Friday 13 September 2019
Coventry University is holding an event on September13 to enable better understanding of how austerity has affected Christian engagement with poverty in the UK.
Researchers from the university’s Centre for Trust, Peace and Social Relations are hosting the workshop as a part of the Economic and Social Research Council-funded ‘Life on the Breadline’ project.
Churches of all denominations are spearheading the struggle against austerity, but they feel the breadth and depth of their anti-poverty activism is not fully recognised or understood. The project is the first evidence-led, academic analysis of the Church’s response to UK poverty, and the workshop will explore how Christian activism can engage with structural injustice in breadline Britain.
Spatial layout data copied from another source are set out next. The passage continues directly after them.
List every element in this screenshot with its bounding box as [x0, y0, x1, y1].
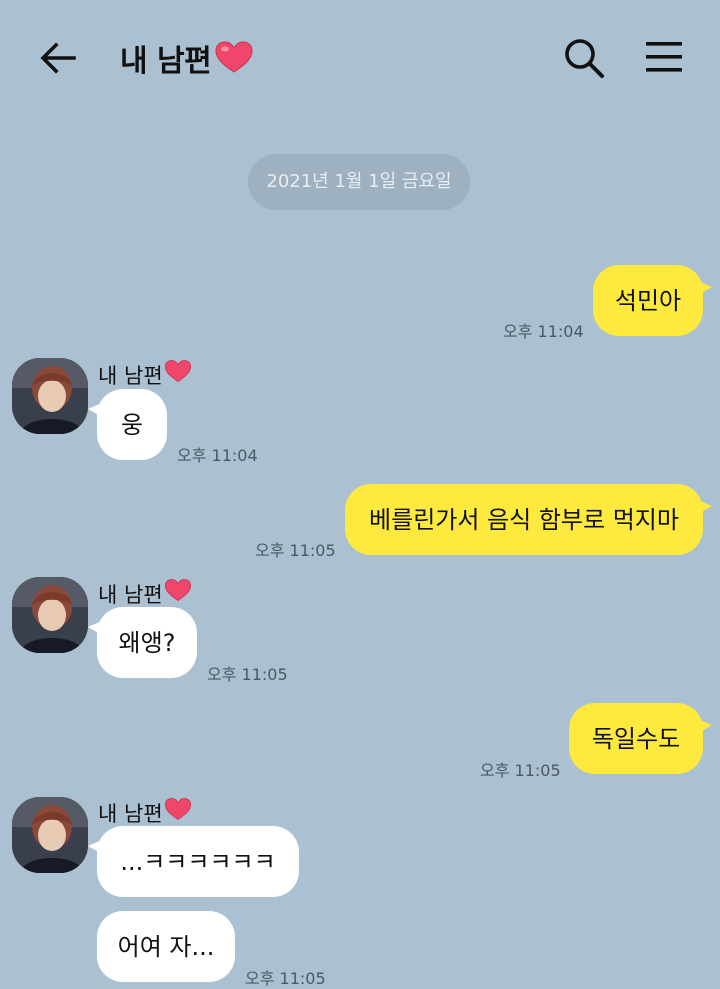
date-divider: 2021년 1월 1일 금요일: [248, 154, 470, 210]
message-time: 오후 11:04: [177, 446, 258, 465]
chat-header: 내 남편: [0, 0, 720, 112]
chat-title: 내 남편: [120, 44, 212, 79]
their-message-bubble[interactable]: 어여 자...: [97, 911, 235, 982]
avatar[interactable]: [12, 577, 88, 653]
heart-icon: [164, 579, 192, 602]
message-time: 오후 11:05: [207, 665, 288, 684]
their-message-bubble[interactable]: ...ㅋㅋㅋㅋㅋㅋ: [88, 826, 299, 897]
message-time: 오후 11:05: [255, 541, 336, 560]
their-message-bubble[interactable]: 왜앵?: [88, 607, 197, 678]
my-message-bubble[interactable]: 베를린가서 음식 함부로 먹지마: [345, 484, 712, 555]
my-message-bubble[interactable]: 독일수도: [569, 703, 712, 774]
hamburger-menu-icon: [646, 42, 682, 72]
profile-photo: [12, 577, 88, 653]
avatar[interactable]: [12, 358, 88, 434]
my-message-bubble[interactable]: 석민아: [593, 265, 712, 336]
sender-name: 내 남편: [98, 364, 163, 388]
arrow-left-icon: [40, 42, 76, 74]
message-time: 오후 11:05: [245, 969, 326, 988]
avatar[interactable]: [12, 797, 88, 873]
message-time: 오후 11:05: [480, 761, 561, 780]
back-button[interactable]: [36, 36, 80, 80]
search-icon: [565, 39, 604, 78]
message-time: 오후 11:04: [503, 322, 584, 341]
heart-icon: [164, 360, 192, 383]
profile-photo: [12, 797, 88, 873]
sender-name: 내 남편: [98, 802, 163, 826]
their-message-bubble[interactable]: 웅: [88, 389, 167, 460]
menu-button[interactable]: [640, 38, 688, 78]
heart-icon: [215, 41, 253, 73]
profile-photo: [12, 358, 88, 434]
sender-name: 내 남편: [98, 583, 163, 607]
heart-icon: [164, 798, 192, 821]
search-button[interactable]: [560, 34, 608, 82]
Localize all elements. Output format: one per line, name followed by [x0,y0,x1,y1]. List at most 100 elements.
Research conducted by Church Action on Poverty, a partner in the project, found that Local Welfare Assistance Schemes set up to provide crisis support – for example, to those affected by homelessness or domestic violence – had budgets fall by an average of 72.5% since launching in 2013, and at least 28 local authorities have closed their provision completely.
Expert speakers and participatory discussions will reflect on and challeng how the Church’s position in local communities could be an effective agent to address grassroots poverty in response to government cuts such as these.
The programme of speakers include: Niall Cooper (Church Action on Poverty), Helen Gale (B30 Foodbank), Heather Buckingham (Trussell Trust), Anthony Reddie (The Council for World Mission and the University of South Africa) and Paul Morrison (Joint Public Issues Team).
In spite of the vast amount of work they do, the Church has been less keen to challenge the structures and systems that give rise to poverty.
We are excited that this event will allow us to explore some of the ways in which the Church can play its part in tackling the root causes of UK poverty.
It is hoped that the research will facilitate the development of government policy and reductions in urban social inclusion and inequality through faith-based activism.